The U.S. Government Accountability Office estimates that as much as $521 billion is lost to fraud annually. Fraudsters use advanced techniques like bots, stolen and synthetic identities, IP spoofing software, and the dark web to conceal fake applications, scale operations, and traffic stolen identities. In 2023 alone, over 353 million Americans were affected by data compromises. That’s on top of the 5.5 billion compromised records over the previous five years. This means that the average American’s records have been exposed 18 times since 2017, creating a target-rich environment for sophisticated fraud operations.
Given this environment, governments should consider the following actions to improve program safeguards. These will help fight fraud, reduce backlogs, expedite processing, and protect privacy and Personally Identifiable Information.
While post-payment “pay and chase” fraud activities are necessary for program integrity, they are expensive and mostly ineffective. They often collect as little as 5% of total fraudulent payments. Pre-payment solutions effectively “collect” 100% of the fraud they identify. The only meaningful expenditure is the cost of the prevention software.

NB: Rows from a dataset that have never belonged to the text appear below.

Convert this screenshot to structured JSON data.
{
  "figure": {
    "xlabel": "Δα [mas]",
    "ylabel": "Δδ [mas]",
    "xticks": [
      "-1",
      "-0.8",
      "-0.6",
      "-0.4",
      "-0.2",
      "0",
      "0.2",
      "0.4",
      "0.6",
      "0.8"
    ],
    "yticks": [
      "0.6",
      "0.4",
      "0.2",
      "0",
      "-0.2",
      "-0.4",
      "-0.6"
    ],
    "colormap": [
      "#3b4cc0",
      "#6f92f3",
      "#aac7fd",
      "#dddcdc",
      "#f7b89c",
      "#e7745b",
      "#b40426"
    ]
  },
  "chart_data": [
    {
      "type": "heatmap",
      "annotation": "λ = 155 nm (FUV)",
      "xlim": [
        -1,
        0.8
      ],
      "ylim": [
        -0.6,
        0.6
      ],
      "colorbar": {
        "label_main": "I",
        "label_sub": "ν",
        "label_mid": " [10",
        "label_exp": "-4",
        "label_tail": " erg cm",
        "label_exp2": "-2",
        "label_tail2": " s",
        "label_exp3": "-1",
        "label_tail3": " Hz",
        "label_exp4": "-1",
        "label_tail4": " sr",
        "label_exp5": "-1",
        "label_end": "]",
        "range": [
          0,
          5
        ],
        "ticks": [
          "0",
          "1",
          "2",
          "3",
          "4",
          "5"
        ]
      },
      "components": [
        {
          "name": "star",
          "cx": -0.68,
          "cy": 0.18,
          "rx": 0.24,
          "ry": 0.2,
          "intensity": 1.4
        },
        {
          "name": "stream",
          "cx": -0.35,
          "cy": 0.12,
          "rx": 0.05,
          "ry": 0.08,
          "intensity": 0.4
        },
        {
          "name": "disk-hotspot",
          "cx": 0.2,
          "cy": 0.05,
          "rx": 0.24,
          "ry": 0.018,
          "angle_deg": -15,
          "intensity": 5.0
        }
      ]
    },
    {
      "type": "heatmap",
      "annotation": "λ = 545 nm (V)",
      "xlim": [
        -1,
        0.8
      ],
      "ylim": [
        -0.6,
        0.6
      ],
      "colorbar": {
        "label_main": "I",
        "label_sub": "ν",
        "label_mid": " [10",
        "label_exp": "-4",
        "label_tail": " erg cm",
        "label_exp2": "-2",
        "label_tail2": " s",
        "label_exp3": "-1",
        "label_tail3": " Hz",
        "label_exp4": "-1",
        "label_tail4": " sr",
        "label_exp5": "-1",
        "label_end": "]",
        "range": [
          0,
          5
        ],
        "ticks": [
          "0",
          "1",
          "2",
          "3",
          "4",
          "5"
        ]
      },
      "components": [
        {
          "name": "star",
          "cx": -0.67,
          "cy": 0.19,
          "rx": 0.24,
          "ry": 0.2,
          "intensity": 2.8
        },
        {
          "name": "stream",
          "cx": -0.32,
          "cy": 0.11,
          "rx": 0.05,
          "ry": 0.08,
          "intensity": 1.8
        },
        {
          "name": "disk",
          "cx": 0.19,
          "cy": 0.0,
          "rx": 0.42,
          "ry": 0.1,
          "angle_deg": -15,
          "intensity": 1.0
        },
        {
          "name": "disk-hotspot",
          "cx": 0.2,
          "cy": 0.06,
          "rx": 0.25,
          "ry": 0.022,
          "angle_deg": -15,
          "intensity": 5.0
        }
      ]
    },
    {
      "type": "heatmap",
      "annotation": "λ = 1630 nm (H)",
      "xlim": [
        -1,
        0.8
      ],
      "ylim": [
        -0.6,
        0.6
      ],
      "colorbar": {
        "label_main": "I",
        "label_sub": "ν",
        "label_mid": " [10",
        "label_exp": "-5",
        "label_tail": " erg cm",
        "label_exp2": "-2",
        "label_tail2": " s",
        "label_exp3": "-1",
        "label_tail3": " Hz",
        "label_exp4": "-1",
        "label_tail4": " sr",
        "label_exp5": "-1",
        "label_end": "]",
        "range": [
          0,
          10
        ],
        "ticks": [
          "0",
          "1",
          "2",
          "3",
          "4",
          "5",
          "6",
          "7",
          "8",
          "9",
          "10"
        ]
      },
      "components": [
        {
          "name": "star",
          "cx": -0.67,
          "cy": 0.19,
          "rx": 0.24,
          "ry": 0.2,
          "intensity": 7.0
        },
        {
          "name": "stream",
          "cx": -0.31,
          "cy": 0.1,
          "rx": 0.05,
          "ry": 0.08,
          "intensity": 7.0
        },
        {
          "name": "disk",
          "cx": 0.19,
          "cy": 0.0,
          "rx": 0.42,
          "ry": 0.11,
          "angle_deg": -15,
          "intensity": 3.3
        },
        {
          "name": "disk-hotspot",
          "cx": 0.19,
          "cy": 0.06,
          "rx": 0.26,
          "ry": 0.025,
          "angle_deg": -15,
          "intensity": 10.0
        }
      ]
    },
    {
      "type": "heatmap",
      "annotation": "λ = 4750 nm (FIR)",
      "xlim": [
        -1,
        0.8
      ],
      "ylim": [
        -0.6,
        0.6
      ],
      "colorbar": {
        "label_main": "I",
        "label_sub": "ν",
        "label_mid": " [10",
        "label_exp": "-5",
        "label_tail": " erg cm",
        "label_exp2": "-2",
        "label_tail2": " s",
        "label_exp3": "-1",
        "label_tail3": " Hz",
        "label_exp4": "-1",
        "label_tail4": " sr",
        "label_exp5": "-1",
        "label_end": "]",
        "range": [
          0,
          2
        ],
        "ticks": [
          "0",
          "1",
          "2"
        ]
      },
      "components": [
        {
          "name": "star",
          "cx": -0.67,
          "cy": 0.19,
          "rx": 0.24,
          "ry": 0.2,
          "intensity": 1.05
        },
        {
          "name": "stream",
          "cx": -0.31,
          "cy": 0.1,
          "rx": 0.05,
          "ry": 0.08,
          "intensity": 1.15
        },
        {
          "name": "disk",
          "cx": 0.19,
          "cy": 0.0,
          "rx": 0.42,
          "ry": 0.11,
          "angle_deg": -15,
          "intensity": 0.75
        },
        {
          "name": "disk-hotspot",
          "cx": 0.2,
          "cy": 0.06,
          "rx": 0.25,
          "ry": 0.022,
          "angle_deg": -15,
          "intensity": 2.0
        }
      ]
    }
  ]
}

Pre-payment technologies can effectively prevent most fraud. This includes large attacks that use stolen and synthetic identities, drop houses, bots, and other fraud-scaling techniques.

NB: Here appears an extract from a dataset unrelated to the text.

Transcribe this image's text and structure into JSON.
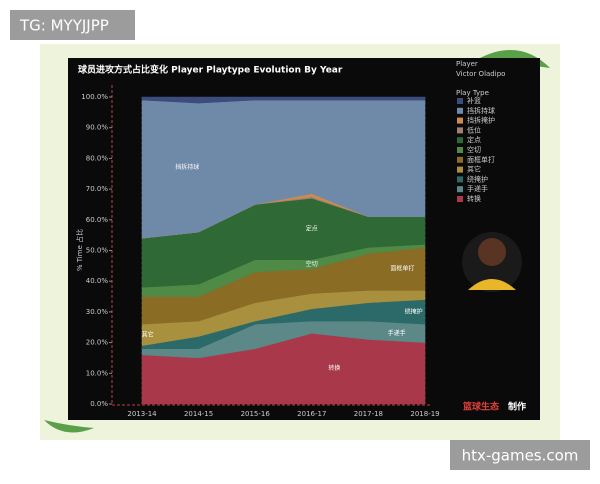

Organized fraud rings depend on one universal capability: the ability to access, submit, and conceal stolen and synthetic identities. This includes mimicking demographic information, disguising geographic locations, and even information about the device they use to complete their applications. Unfortunately, bad actors have become very good at using IP spoofing software, headless browsers, and other technologies to cover their tracks. Fortunately, behavioral analytics can identify bots and stolen identities by analyzing the speed, patterns, navigation, and typing techniques used to fill out an application. Each visit to your website generates thousands of unique data points, whether someone is applying for a benefit, re-certifying, or modifying their account information. This data is invaluable for confirming identities. Behavioral analytics offers a comprehensive identity validation solution when combined with demographic and device data. It provides a digital fingerprint to differentiate between a legitimate applicant and a fraudster. Put another way, it’s a lot easier to copy someone’s SSN than it is to copy their fingerprint.

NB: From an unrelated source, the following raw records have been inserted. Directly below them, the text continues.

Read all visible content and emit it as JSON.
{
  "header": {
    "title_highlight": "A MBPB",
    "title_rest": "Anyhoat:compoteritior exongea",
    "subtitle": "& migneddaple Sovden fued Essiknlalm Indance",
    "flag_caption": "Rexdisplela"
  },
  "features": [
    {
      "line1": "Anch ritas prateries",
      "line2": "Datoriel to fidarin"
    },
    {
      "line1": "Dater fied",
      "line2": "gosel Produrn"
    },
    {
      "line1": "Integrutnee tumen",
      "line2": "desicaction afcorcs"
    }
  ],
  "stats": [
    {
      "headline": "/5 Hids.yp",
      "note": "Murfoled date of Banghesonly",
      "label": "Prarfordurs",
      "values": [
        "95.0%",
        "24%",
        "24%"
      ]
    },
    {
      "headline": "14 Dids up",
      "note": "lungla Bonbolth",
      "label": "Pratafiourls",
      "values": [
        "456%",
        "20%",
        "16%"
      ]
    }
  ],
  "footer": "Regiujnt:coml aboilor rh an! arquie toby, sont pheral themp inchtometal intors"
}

Rather than relying on “single indicators” of potential fraud, such as public records checks, it’s important to form a more comprehensive view of an applicant. This includes not just their demographic information but also their device data and their behaviors. This data can be combined and scored using modern technologies to return more accurate and actionable applicant risk scores.
One of the most important lessons of the pandemic is that governments can eliminate fraud, but it would come at the cost of privacy and service accessibility. For example, requiring in-person application interviews, facial recognition checks, or even physical fingerprinting goes a long way toward stopping fraud. But at what cost? As these and similar techniques were adopted during the pandemic, advocacy groups filed lawsuits claiming privacy violations, unequal access to services, and bias in models used for facial recognition. New technologies like behavioral analytics and advanced hashing algorithms allow you to fight fraud without sharing PII with outside vendors, slowing processing times and subjecting constituents to invasive processes and burdensome identity checks. These more defensible technologies allow you to protect program funds while also protecting constituent privacy.
No single fraud detection process or technology will eliminate fraud in government programs. Fraudsters encouraged and emboldened by their successes before and during the pandemic, continue to embrace cutting-edge technologies to target lucrative subsidy programs. On the other hand, government agencies continue to operate from the difficult position of quickly processing applicants, minimizing false positives, protecting program funds, and protecting citizen privacy and data. One of the most effective ways for governments to accomplish these goals is to use behavioral data to identify fraudulent applicants before they enter the programs or the agency’s workflow.